Let's jump back to circa 2010. Cassette tapes have been smashed. CDs have been scratched. iTunes is a hit. People are buying singles by the singles. Lil Wayne and Ke$ha were considered top artists, ha. And Spotify, Apple Music, YouTube Red, and insert-your-daily-music-streaming-service-here did not exist yet.

The purely digital age of music was beginning to take hold, and song listening attention spans became those of fishes. You know those people who can't get to the end of the song before changing to another. Yeah, drives me nuts too. I don't count CDs as the pure digital age because they still feel more like a physical medium.

The point is. No one listens to records anymore. People listen to songs.

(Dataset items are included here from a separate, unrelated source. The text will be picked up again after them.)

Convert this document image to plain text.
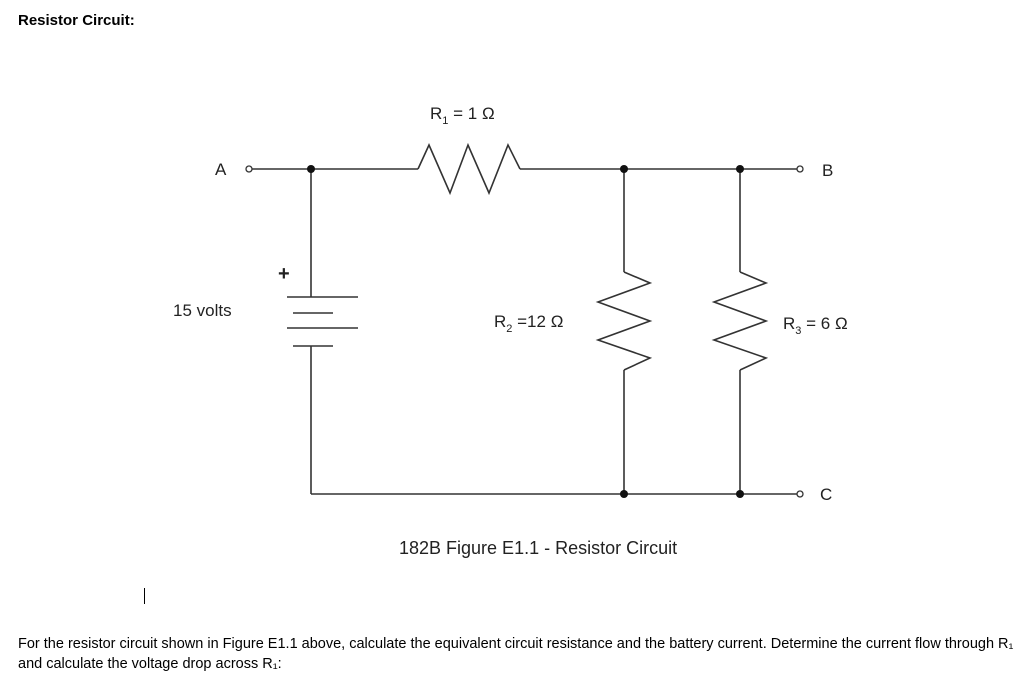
Resistor Circuit:
A	B
C
+
15 volts
$R_1 = 1$ Ω
$R_2 =12$ Ω	$R_3 = 6$ Ω
182B Figure E1.1 - Resistor Circuit
For the resistor circuit shown in Figure E1.1 above, calculate the equivalent circuit resistance and the battery current. Determine the current flow through R₁ and calculate the voltage drop across R₁:
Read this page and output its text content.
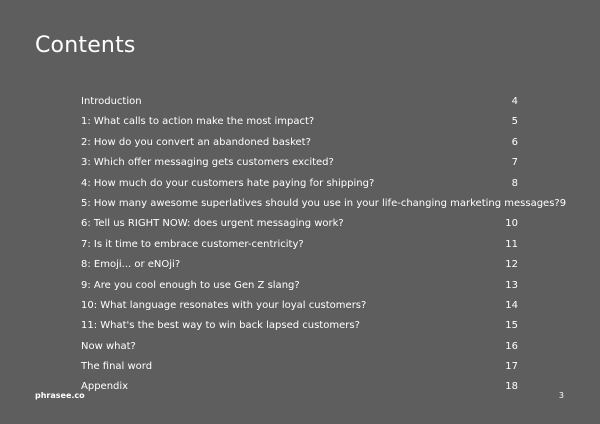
Contents
Introduction	4
1: What calls to action make the most impact?	5
2: How do you convert an abandoned basket?	6
3: Which offer messaging gets customers excited?	7
4: How much do your customers hate paying for shipping?	8
5: How many awesome superlatives should you use in your life-changing marketing messages? 9
6: Tell us RIGHT NOW: does urgent messaging work?	10
7: Is it time to embrace customer-centricity?	11
8: Emoji... or eNOji?	12
9: Are you cool enough to use Gen Z slang?	13
10: What language resonates with your loyal customers?	14
11: What's the best way to win back lapsed customers?	15
Now what?	16
The final word	17
Appendix	18
phrasee.co	3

People listen to top 40 hits. People jump from one artist to another. And I feel like a certain element of a good listening experience is now missing.

I was a hater once too

And trust me, I get it. I'm guilty too. I have days where I don't want to stick to one artist— I wanna throw the iPod on shuffle and drive. Yes, I still use an iPod Classic, but why throw it aside when it holds so much and works great!

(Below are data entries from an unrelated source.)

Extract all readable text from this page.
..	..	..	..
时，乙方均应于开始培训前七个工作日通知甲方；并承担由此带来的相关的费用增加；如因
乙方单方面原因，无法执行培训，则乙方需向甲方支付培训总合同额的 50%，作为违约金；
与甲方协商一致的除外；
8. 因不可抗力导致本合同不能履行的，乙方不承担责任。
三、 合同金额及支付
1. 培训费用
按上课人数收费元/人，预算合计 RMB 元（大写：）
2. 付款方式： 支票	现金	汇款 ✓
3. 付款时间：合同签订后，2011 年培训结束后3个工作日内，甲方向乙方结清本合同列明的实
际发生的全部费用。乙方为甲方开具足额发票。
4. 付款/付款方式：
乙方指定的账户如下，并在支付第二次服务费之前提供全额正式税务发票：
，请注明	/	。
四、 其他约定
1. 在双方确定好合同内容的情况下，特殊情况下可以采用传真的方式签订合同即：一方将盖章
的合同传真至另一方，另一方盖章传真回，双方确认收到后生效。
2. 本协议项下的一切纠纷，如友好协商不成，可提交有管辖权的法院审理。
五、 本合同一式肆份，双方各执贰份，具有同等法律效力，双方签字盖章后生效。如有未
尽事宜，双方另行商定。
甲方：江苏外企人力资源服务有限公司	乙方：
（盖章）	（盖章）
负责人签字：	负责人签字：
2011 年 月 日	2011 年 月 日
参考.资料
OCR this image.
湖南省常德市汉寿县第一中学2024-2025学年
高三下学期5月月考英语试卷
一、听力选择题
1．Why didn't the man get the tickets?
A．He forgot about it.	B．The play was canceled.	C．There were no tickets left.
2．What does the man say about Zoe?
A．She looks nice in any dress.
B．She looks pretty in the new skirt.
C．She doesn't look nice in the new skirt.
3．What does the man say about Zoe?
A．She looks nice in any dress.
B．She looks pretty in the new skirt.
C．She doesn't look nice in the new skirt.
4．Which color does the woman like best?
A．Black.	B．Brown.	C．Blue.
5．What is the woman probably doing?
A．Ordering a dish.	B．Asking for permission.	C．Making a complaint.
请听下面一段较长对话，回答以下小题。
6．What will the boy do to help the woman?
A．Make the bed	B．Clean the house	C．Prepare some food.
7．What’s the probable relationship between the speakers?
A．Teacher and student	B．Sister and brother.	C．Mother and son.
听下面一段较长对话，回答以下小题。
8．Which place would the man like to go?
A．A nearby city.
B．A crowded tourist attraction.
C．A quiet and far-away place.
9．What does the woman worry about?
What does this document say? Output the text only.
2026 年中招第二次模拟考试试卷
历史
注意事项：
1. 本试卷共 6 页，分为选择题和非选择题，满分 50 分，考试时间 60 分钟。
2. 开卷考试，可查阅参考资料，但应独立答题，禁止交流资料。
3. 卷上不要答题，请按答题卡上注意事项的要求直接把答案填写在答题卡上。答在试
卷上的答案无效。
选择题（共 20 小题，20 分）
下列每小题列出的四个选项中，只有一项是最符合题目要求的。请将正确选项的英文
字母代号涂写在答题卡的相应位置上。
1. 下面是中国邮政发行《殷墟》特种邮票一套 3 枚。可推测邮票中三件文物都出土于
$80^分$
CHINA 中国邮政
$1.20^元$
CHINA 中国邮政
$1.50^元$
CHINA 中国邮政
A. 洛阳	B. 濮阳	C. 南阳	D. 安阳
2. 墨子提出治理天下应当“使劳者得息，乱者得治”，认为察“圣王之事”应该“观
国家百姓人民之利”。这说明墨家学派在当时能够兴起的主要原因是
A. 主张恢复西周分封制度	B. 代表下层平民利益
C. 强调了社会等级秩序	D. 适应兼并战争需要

And the most ironic part is that back in the early 2010s I was one of those guys saying, "I would never buy vinyl. It isn't portable, there's a lot of maintenance to a record player setup, and records scratch up. Why do all that when I can get CDs and digital formats cheaper at same/better quality?"

A few years later and a single flea market vendor were all it took for me to get suckered into starting my collection with Michael Jackson's Thriller and a few Neil Young albums. And if that didn't push me into it enough, my buddy's generous father offered me one of his many record players free of charge since they were collecting dust in his basement. I could not be more grateful to him, as my Technics player is still running strong!

I now own about about 150 LPs both old and new and that number will only increase.

So what have I learned from my tracks on wax?

Well, for one. You are a lot more inclined to listen to records straight through, the way they were meant to be listened to, when you don't have the ability to skip songs at the touch of a button. Not including your loyal fandom artists whom you follow religiously, when was the last time you really sat down and gave a new artist a try? And by try, I mean you listened to one of their entire albums nonstop. If you are anyone like me, chances are you don't remember. With an LP, I get stretched out of my audial comfort zone into a space where I focus more intently on the artist's work.

Also, the tangibility of an LP in your hands feels a lot better with records. Holding a large cover and a giant groovy saucer make you feel like you actually own your music. It feels like you bought something you can value. It doesn't feel transparent and out of reach, like you would sense when streaming or downloading a song. Plus, assuming you bought it, it's yours to keep forever!

Which brings me to the greatest part of my vinyl experience. I enjoy the ritual records force the listener to carry out. This might sound mega-cheesy to some of you, but it is so true. There's no way to put it without sounding lame. Pulling an LP out of it's sleeve; getting it spinning; brushing dust off during pre-spin; and setting your needle. It feels like your actually putting the effort into listening to the music because you want to. You're not tapping a screen a few times for your instant microwave jam-out session. Maybe food makes a good analogy once again here.

Throwing on Spotify is like throwing your lean cuisine in the microwave, whereas the record feels like your stove-cooked meal. Both can be tasty, but the authenticity of the stove-cooked meal is preferrable.